Looking back, Isabella decided her mother had broken down for good. She often lay in the big bed in her room, her eyes open. Across from her was a huge flat-screen TV. When they were both young—one under her skin, the other somewhere deep within her mind—they would snuggle up to each other and watch something. Not necessarily interesting, not necessarily something they wanted to watch. Each of them drifted off into a different world. That was over long ago.
When he went abroad, she lost something that had already been lost. She was afraid she would never see him again.
Then she tried to reconnect with the people she saw every day (well, maybe except for those days when she wore checkered shirts) at school.
Her black, beautiful eyes opened as if for the first time to the world. She saw thousands of situations that happened here every day. Someone loved her secretly, someone secretly hated her. For a short time, she was a confident star. Why briefly? Because then she started going to parties and drinking. She even finally had a boyfriend. Every time she kissed him, she was reminded of her father. Her mother didn't want to know what was happening. But she knew.
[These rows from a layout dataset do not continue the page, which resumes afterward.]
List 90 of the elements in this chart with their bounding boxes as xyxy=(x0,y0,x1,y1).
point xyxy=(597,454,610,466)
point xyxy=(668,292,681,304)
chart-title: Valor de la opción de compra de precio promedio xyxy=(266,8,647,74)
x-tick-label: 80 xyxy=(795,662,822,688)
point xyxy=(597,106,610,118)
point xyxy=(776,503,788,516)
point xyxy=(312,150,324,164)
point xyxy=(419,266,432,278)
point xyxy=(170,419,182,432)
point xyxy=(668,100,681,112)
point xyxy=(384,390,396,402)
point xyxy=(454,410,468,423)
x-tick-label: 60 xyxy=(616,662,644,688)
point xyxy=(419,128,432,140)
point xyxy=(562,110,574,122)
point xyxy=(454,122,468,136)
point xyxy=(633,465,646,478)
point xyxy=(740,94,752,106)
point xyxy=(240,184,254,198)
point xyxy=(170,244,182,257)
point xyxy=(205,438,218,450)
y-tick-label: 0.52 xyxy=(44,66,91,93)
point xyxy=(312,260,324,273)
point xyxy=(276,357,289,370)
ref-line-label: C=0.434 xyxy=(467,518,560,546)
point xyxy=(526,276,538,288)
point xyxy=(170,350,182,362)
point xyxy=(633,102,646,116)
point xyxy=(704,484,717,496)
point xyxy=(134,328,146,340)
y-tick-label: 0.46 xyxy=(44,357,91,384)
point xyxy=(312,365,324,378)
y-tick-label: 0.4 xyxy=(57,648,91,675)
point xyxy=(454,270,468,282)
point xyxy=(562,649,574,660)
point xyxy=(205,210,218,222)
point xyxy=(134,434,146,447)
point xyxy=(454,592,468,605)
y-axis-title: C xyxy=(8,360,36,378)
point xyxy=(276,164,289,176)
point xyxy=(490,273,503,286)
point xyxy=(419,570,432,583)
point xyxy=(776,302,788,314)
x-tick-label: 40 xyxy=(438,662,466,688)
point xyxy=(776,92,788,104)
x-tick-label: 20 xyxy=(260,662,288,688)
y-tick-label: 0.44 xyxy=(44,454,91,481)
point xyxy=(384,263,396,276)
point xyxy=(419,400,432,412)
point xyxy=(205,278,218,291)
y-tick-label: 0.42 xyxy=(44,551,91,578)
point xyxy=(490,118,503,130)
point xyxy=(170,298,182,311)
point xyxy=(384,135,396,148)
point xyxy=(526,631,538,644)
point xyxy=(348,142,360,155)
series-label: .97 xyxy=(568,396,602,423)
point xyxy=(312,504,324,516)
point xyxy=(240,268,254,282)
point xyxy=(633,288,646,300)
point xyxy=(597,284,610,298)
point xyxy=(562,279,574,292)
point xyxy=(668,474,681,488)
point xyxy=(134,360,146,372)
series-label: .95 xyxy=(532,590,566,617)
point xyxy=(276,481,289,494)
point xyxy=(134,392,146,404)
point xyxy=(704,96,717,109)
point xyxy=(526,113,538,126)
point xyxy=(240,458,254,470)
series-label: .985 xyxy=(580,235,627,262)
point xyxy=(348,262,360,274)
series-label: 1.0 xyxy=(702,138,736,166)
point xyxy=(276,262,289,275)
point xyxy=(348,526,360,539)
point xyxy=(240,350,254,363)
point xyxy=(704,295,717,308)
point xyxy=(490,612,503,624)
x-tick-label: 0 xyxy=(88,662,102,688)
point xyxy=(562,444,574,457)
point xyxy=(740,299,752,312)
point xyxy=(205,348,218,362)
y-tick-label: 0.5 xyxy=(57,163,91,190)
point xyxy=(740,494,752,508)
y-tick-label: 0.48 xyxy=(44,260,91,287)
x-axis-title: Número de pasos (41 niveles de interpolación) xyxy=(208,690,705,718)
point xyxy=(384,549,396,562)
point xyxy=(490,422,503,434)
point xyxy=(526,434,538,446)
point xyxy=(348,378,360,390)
"My beautiful Izabell, you were an unwanted child, you know?" she said one day very late in the evening.
"I know.
" "And why are you doing all this? Is it puberty, perhaps? Hormonal surges? Or maybe... maybe it's the lack of a father?... Tell your poor mother to explain herself for being so unparental."
"I think it's because you used to invite all those actresses here when I was little," she said, though she didn't really mean it. Her mother didn't speak again that day. She fell asleep very late. Izabela heard her tossing and turning, her eyes reflecting the streetlight in the darkness.
"Let's go one night like this, so she realizes it's all her fault," she thought.